II. A person may charge a reasonable amount for the removal, processing, preservation, quality control, storage, transportation, implantation, or disposal of a part.

If one truly owns their own body, would they not be able to contract with another to sell it after their death?  Surely, a market exists for cadaver tissue.  In fact, it is quite lucrative, as detailed in this Reason.com article with the subtitle, “Everyone’s making money in the market for body tissue — except the donors”:

Mastromarino had netted $4.6 million in three years of back-room dissections. He paid undertakers $1,000 a pop for providing access to the dead, paid cutters $300 to $500 for extracting the most marketable parts, and, according to his lawyer, managed to take home up to $7,000 per body. (One of Mastromarino’s former employees contends the boss was pulling in double that.)

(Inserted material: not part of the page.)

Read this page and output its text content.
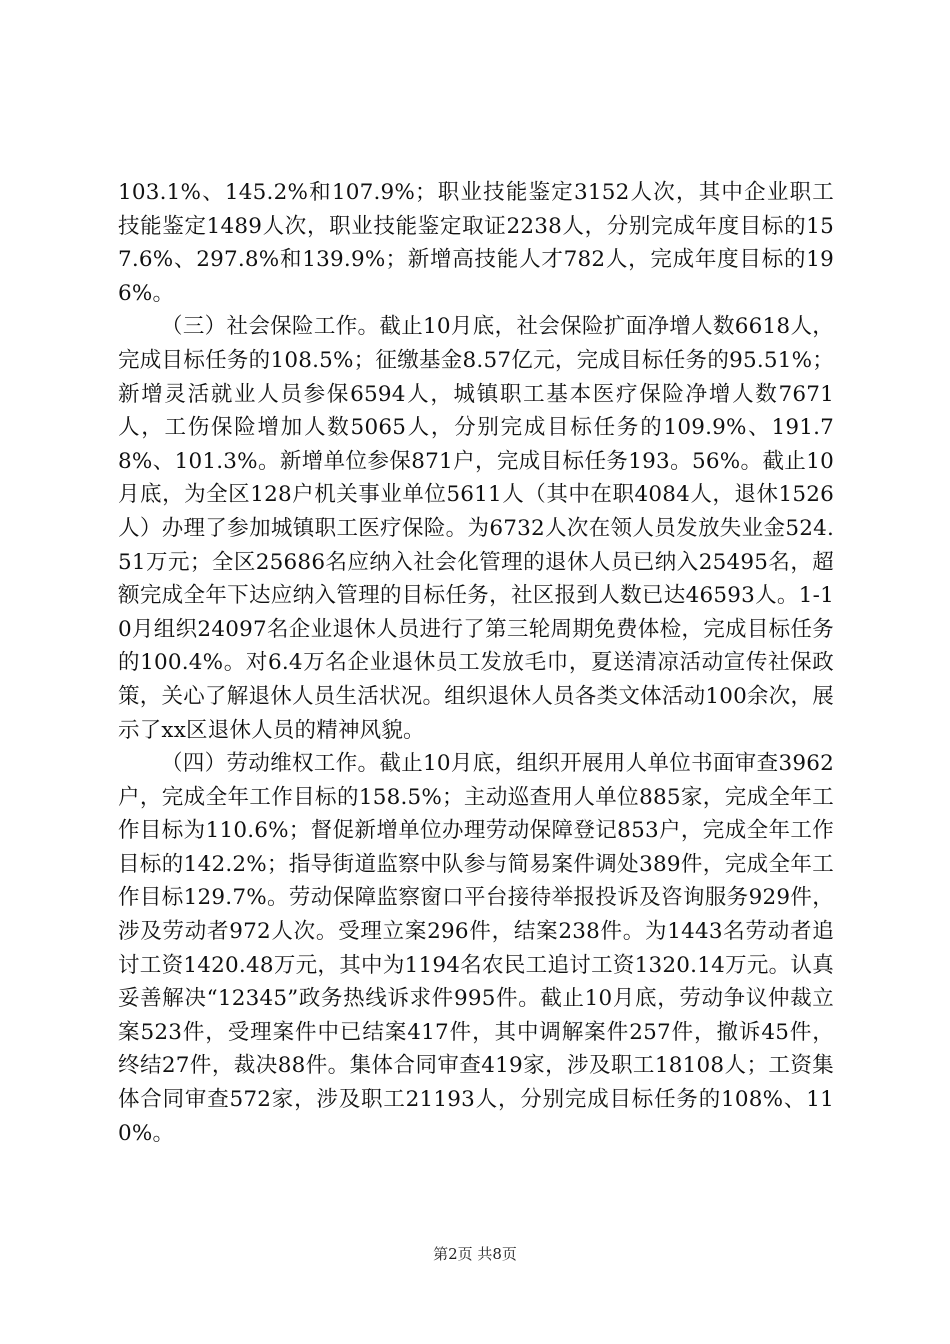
103.1%、145.2%和107.9%；职业技能鉴定3152人次，其中企业职工技能鉴定1489人次，职业技能鉴定取证2238人，分别完成年度目标的157.6%、297.8%和139.9%；新增高技能人才782人，完成年度目标的196%。

（三）社会保险工作。截止10月底，社会保险扩面净增人数6618人，完成目标任务的108.5%；征缴基金8.57亿元，完成目标任务的95.51%；新增灵活就业人员参保6594人，城镇职工基本医疗保险净增人数7671人，工伤保险增加人数5065人，分别完成目标任务的109.9%、191.78%、101.3%。新增单位参保871户，完成目标任务193。56%。截止10月底，为全区128户机关事业单位5611人（其中在职4084人，退休1526人）办理了参加城镇职工医疗保险。为6732人次在领人员发放失业金524.51万元；全区25686名应纳入社会化管理的退休人员已纳入25495名，超额完成全年下达应纳入管理的目标任务，社区报到人数已达46593人。1-10月组织24097名企业退休人员进行了第三轮周期免费体检，完成目标任务的100.4%。对6.4万名企业退休员工发放毛巾，夏送清凉活动宣传社保政策，关心了解退休人员生活状况。组织退休人员各类文体活动100余次，展示了xx区退休人员的精神风貌。

（四）劳动维权工作。截止10月底，组织开展用人单位书面审查3962户，完成全年工作目标的158.5%；主动巡查用人单位885家，完成全年工作目标为110.6%；督促新增单位办理劳动保障登记853户，完成全年工作目标的142.2%；指导街道监察中队参与简易案件调处389件，完成全年工作目标129.7%。劳动保障监察窗口平台接待举报投诉及咨询服务929件，涉及劳动者972人次。受理立案296件，结案238件。为1443名劳动者追讨工资1420.48万元，其中为1194名农民工追讨工资1320.14万元。认真妥善解决“12345”政务热线诉求件995件。截止10月底，劳动争议仲裁立案523件，受理案件中已结案417件，其中调解案件257件，撤诉45件，终结27件，裁决88件。集体合同审查419家，涉及职工18108人；工资集体合同审查572家，涉及职工21193人，分别完成目标任务的108%、110%。

第2页 共8页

 http://reason.com/archives/2007/02/07/who-owns-your-body-parts/singlepage

This legislation deprives individuals who do not care what happens to their body post-mortem of significant income.  Conversely, it increases the profitability of tissue harvesting businesses, as they do not have to pay for their “raw material”.  I would not be surprised if any of these companies have lobbied legislators to ensure that selling one’s own body parts is kept illegal.  This law should be repealed, allowing individuals to benefit by receiving their fair share of the profits from the tissue recycling industry.

Interestingly, the particular wording in the NH law: “if removal of a part from an individual is intended to occur after the individual’s death”  would seem to create a loophole wherein it may actually be legal to sell ones non-essential organs, such as a spare kidney or patches of skin.